Smic : une augmentation... qui n’en est pas une12/12/20182018Journal/medias/journalarticle/images/2018/12/P3_le_smig_a_1800_EU_net_C_LO.jpg.420x236_q85_box-0%2C0%2C800%2C450_crop_detail.jpg

Leur société

Smic : une augmentation... qui n’en est pas une

Macron a voulu marquer les esprits des classes populaires, en colère contre la chute du pouvoir d’achat, en annonçant une augmentation de 100 euros du smic. Il a précisé toutefois aussitôt que cela se ferait « sans qu’il en coûte un euro de plus pour l’employeur ».
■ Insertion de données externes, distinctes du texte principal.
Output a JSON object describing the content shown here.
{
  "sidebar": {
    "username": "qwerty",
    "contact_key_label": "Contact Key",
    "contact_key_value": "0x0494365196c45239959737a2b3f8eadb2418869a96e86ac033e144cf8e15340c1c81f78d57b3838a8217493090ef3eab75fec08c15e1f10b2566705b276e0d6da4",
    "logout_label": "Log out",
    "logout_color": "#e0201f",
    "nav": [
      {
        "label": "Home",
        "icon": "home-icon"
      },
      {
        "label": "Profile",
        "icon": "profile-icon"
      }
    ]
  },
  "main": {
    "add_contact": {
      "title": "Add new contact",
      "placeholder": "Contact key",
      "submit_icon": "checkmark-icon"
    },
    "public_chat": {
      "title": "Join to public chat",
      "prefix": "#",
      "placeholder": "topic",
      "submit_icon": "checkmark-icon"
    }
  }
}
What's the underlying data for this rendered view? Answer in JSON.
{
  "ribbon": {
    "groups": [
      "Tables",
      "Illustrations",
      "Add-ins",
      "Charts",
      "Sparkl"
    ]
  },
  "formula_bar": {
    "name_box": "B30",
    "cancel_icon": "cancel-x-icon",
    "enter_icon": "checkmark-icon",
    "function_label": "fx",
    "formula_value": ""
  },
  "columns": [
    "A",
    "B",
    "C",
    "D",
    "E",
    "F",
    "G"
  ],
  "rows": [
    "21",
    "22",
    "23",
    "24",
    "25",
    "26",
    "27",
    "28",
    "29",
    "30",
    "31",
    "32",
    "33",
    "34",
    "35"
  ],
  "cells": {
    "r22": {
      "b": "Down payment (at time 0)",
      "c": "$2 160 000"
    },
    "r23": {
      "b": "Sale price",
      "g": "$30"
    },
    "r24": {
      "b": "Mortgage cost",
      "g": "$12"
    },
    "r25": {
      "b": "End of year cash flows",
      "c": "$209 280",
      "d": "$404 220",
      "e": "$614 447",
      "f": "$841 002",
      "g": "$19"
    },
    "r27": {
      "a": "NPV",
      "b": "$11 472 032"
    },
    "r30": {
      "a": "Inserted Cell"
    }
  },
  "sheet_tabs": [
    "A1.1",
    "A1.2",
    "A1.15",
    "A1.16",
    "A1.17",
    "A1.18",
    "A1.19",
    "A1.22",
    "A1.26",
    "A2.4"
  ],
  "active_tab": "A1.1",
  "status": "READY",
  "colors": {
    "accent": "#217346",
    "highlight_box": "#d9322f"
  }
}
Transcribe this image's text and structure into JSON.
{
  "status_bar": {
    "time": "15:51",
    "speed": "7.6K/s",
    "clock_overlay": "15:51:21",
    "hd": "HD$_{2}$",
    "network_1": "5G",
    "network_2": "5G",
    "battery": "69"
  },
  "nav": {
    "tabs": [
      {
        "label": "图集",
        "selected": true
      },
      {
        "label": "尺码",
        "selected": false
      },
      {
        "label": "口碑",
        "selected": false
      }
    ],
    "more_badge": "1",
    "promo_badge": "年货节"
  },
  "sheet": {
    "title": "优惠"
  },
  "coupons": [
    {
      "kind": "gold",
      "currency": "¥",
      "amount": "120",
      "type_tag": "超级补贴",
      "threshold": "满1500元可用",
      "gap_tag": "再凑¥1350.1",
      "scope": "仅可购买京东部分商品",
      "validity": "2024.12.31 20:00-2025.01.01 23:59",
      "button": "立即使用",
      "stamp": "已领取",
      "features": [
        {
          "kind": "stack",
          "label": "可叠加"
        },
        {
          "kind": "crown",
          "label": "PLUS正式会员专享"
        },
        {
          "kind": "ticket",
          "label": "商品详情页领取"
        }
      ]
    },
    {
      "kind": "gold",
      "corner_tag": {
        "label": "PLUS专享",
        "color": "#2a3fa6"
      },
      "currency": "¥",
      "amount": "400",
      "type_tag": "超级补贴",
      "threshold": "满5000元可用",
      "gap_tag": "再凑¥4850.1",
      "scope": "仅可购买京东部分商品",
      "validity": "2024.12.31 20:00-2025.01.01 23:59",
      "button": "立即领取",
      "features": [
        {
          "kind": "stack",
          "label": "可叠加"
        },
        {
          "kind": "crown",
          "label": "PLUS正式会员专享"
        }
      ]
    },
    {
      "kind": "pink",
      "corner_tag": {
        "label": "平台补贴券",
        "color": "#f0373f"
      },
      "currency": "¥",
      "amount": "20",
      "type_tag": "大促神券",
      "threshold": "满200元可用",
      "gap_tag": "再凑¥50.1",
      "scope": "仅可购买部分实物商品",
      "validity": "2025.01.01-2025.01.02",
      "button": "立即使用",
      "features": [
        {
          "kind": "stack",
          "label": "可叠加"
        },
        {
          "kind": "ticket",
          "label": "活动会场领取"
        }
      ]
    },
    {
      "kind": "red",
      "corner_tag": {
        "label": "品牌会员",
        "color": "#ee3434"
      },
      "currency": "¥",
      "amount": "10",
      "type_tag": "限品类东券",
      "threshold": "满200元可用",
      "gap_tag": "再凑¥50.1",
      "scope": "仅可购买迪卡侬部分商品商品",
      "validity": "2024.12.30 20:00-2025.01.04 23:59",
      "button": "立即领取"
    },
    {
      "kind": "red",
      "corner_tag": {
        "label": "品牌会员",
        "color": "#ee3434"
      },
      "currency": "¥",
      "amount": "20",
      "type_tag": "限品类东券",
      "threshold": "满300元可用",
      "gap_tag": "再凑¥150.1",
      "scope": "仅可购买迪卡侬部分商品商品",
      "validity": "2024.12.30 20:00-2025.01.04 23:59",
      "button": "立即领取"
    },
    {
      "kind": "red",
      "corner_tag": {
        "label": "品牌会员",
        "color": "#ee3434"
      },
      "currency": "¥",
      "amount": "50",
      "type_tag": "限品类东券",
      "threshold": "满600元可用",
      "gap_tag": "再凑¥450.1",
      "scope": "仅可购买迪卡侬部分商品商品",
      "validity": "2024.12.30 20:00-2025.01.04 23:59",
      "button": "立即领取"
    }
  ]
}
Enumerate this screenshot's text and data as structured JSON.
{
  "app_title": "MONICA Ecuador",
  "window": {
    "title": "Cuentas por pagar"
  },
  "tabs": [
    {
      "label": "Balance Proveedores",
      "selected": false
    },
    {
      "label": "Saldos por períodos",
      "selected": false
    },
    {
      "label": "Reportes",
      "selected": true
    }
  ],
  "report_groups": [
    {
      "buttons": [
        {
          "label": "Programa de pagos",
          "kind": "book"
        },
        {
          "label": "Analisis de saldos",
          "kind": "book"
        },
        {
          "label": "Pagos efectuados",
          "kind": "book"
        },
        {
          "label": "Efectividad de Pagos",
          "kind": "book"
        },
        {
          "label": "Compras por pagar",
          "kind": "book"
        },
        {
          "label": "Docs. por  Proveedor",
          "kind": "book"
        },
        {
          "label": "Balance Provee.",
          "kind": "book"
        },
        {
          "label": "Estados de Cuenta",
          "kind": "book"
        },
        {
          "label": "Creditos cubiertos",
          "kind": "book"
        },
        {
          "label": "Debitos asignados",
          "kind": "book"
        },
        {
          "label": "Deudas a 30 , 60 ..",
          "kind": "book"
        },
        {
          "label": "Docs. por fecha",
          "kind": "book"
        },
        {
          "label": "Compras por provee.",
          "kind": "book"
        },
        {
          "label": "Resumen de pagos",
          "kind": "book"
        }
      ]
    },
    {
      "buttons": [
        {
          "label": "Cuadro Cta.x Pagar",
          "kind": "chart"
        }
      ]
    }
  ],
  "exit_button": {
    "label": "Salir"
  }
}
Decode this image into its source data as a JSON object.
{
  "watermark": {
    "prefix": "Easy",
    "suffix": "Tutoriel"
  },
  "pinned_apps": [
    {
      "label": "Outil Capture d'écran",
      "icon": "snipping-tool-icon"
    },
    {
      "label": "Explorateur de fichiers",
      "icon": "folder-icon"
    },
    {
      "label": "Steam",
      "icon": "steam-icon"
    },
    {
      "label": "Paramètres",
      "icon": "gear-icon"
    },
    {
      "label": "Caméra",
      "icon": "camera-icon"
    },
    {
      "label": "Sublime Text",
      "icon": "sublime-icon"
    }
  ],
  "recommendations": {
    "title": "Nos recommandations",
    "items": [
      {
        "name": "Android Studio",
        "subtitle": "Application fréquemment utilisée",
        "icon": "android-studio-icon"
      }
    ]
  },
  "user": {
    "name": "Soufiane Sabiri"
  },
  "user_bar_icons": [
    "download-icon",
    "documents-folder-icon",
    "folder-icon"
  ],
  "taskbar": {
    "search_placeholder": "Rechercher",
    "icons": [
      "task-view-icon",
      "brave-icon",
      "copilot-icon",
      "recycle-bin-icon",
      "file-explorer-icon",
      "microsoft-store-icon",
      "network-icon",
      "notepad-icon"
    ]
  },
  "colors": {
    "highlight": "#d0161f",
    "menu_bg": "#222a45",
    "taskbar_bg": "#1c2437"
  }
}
Illustration - une augmentation... qui n’en est pas une

Cette seule réserve de Macron suffirait à éveiller la méfiance. En effet augmenter un salaire, smic ou autre, sans que cela coûte quoi que ce soit au patronat, cela signifie que les travailleurs le paieront autrement.

Pour arriver à sa promesse présidentielle « d’un treizième mois de salaire, soit 100 euros net de plus chaque mois » pour tous les smicards, le chef de l’État avait déjà prévu de revaloriser l’aide issue de la fusion de la prime pour l’emploi et du RSA activité, appelée prime d’activité : 20 euros de plus chaque année de 2018 à 2021, soit 80 euros d’ici la fin du quinquennat, auxquels s’ajoutent 20 euros issus de la suppression des cotisations salariales (chômage et maladie) dont ont bénéficié tous les salariés du privé.

En fait, Macron ne va pas au-delà de ce qu’il avait déjà prévu. Au 1er janvier, le salaire dit minimum, qui s’élève à 1 184,93 euros net et est touché par 1,655 million de salariés, devait être revalorisé de 1,8 %, soit 20 euros pour un salarié travaillant 35 heures par semaine. Par ailleurs, selon le gouvernement lui-même, 20 autres euros proviendraient de la baisse de cotisations salariales. Il s’agit donc d’un transfert du brut au net, autant qui manquera dans les différentes caisses alimentées par ces mêmes cotisations.

Macron ajoute à cela le coup de pouce de la prime d’activité, touchée par 2,66 millions de salariés qui gagnent entre le smic et 1,2 smic. Au lieu d’augmenter cette prime d’activité par petits bouts – 20 euros par an sur l’ensemble du quinquennat – il l’accorderait donc en une seule fois. Les « 100 euros » d’augmentation du smic sont bien une fausse augmentation qui, entre autres, n’aura pas d’incidence sur les autres salaires.

Mais le diable se cache encore dans les détails, car tous les salariés rémunérés au niveau du smic ne toucheront pas intégralement cette prime, qui est calculée en fonction de différents critères, dont la situation de la famille et ses ressources.

Et il y a tous ceux qui touchent moins que le smic. Car le « salaire minimum interprofessionnel de croissance » ne garantit plus depuis bien longtemps un salaire minimum. On ne sait pas encore dans quelle mesure les travailleurs à temps partiel, ceux bien souvent qui ne gagnent que la moitié du smic, toucheront ou non cette prime.

Beaucoup de travailleurs discutent en ce moment des salaires sur les ronds-points et dans les entreprises. La constatation est la même partout : la perte du pouvoir d’achat dépasse de toute façon largement le montant de 100 euros. Les travailleurs veulent un salaire qui permette de vivre, pas une simple aumône destinée à calmer les esprits.